He then said that the best time for the CCP to begin this transition to democracy is now. “Today, we again urge those on the other side of the Taiwan Strait to take note that now is the most appropriate time for mainland China to move toward constitutional democracy.”

Taiwan was previously ruled by as a one-Party state, but the KMT oversaw a peaceful transition to a constitutional democratic system during the 1980s and 1990s. Taiwan held its first ever direct presidential election in 1996. During the speech on Friday, Ma said Taiwan’s democratic system would “serve as a guidepost for ethnic Chinese societies.”

Ma’s speech is certain to infuriate Beijing, especially given that Ma at times appeared to directly refute CCP talking points. Most obviously, Ma’s argument that democracy is not a “monopoly of the west, but is the right of all humankind” was a direct challenge to the CCP’s claim that democracy is a Western construct unsuitable for China. Notably, the CCP has significantly stepped up its attacks on democracy and Western values under President Xi Jinping.

It was also notable that Ma compared allowing democracy in Hong Kong to Deng’s reform and opening up policy. Invoking Deng to make the case for democracy is highly problematic, of course, given Deng’s ardent support for one-Party rule and his decision to violently suppress pro-democracy protests in Tiananmen Square in 1989. Still, it was an interesting metaphor for Ma to use because Xi has frequently invoked Deng to legitimize his own efforts to rebalance China’s economy. In this sense, Ma’s Deng metaphor could also be interpreted as a direct challenge to Xi and the CCP.

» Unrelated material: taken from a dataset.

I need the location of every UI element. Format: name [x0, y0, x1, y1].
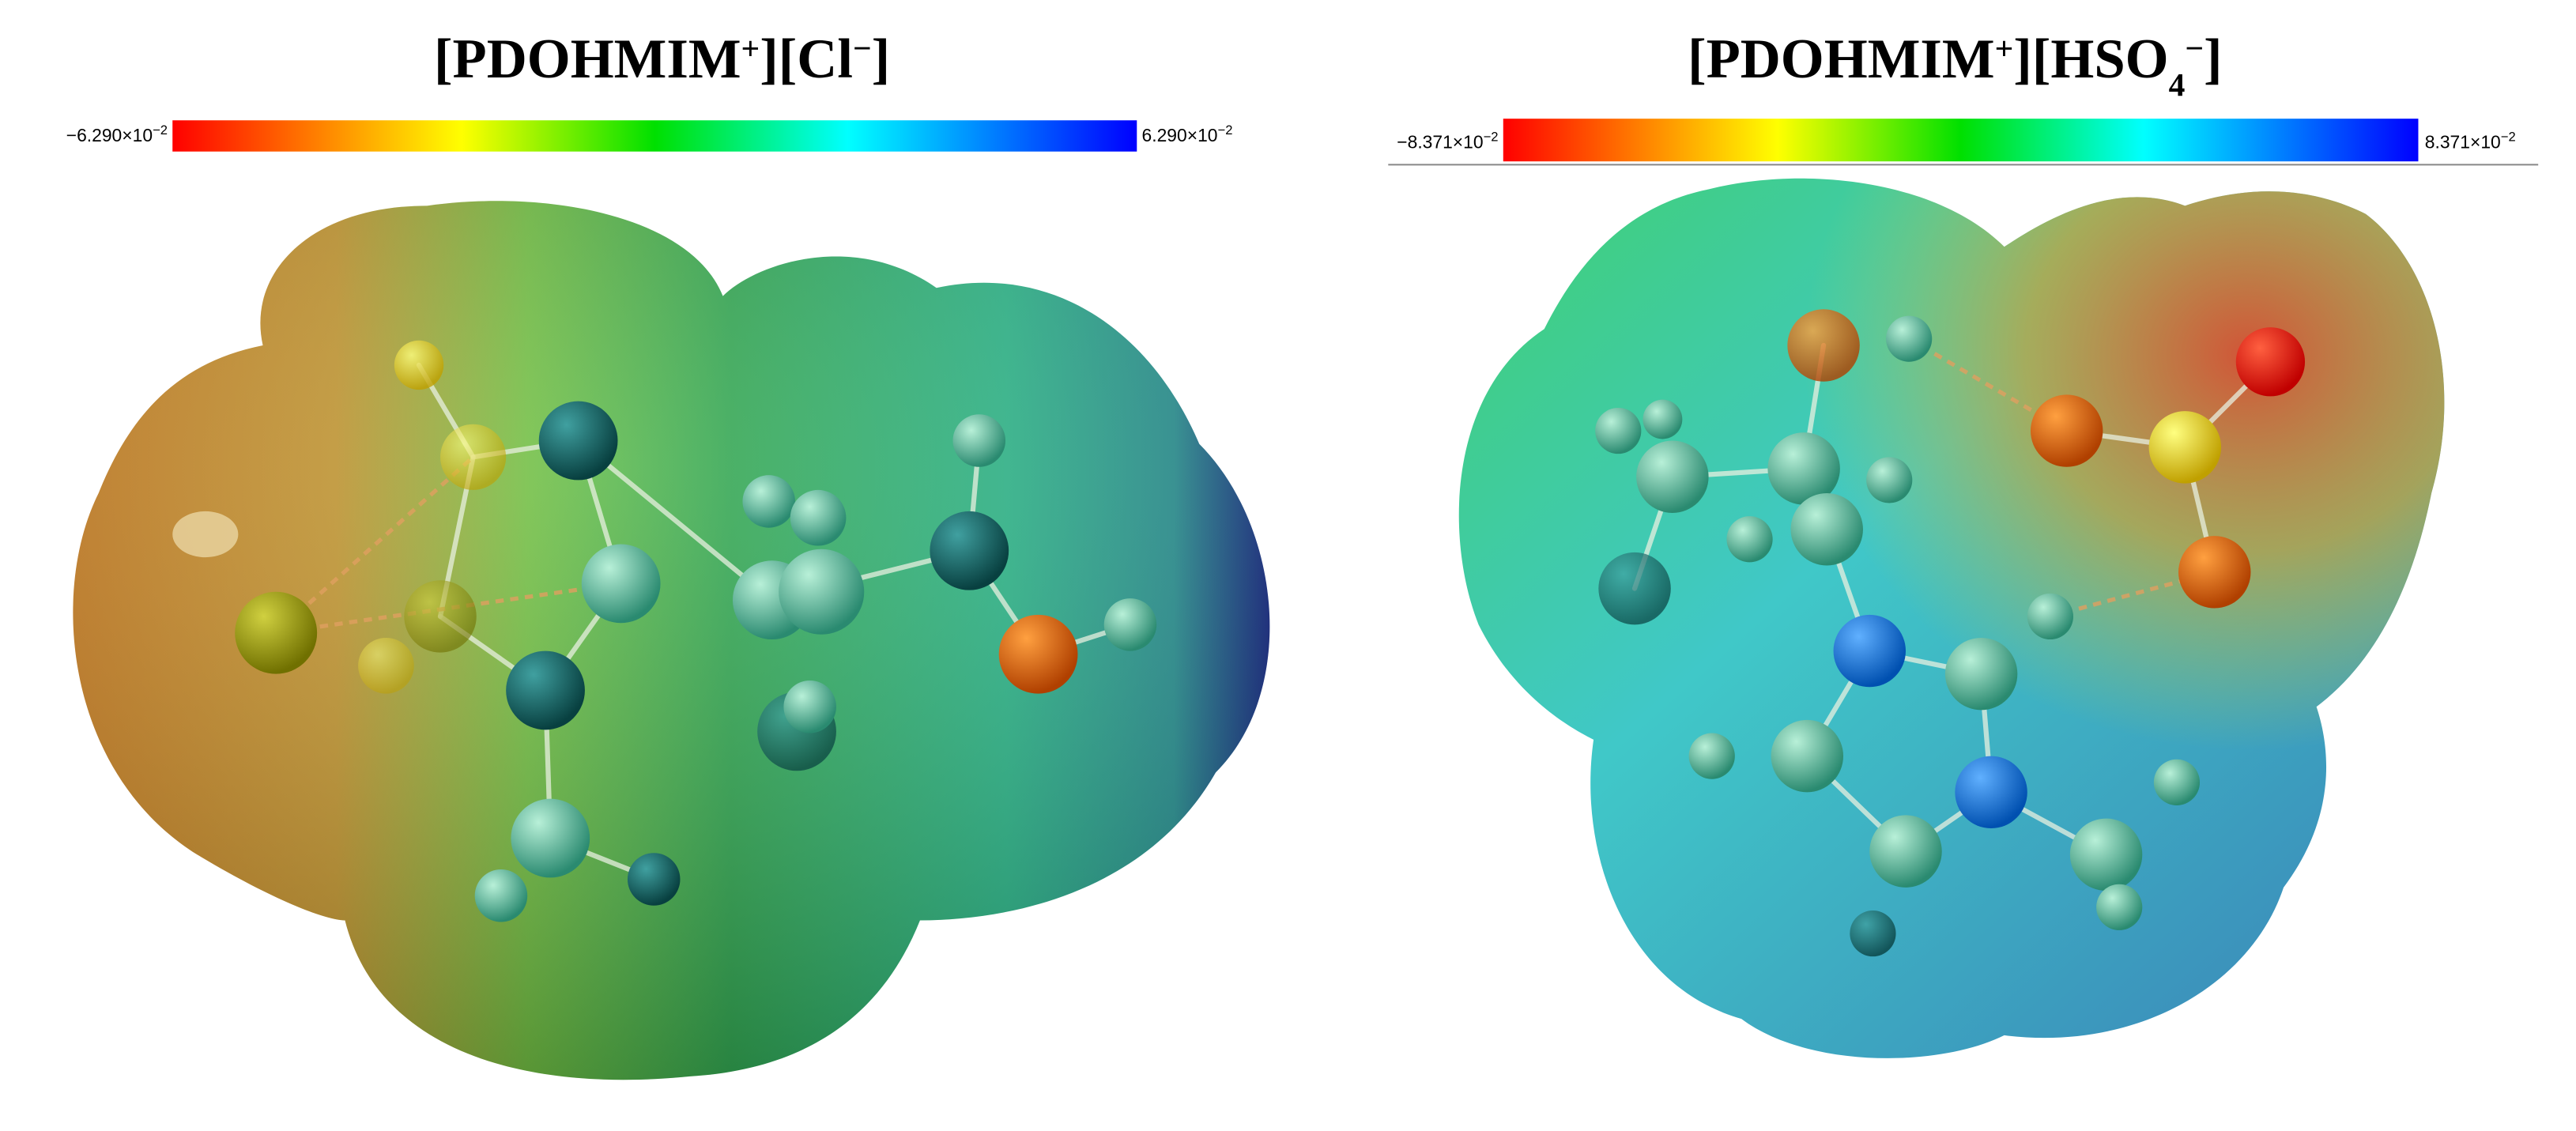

Ma’s speech is all the more surprising given that he is known as a pro-mainland politician in Taiwan, and is regularly criticized for risking Taiwan’s future by moving too close to China.

It’s worth noting that despite Ma’s strong support for the Occupy Central protests, he also used the National Day speech to criticize some similar Taiwanese social movements in recent years, including the student-led Sunflower Movement.

“In the last year or two, protesters have resorted to some extremely zealous and illegal actions that ignored the lawful interests of people with different opinions,” Ma said. “Such undemocratic behavior has generated needless conflict, and allowed a minority to prevent legislative deliberations on many pending bills.”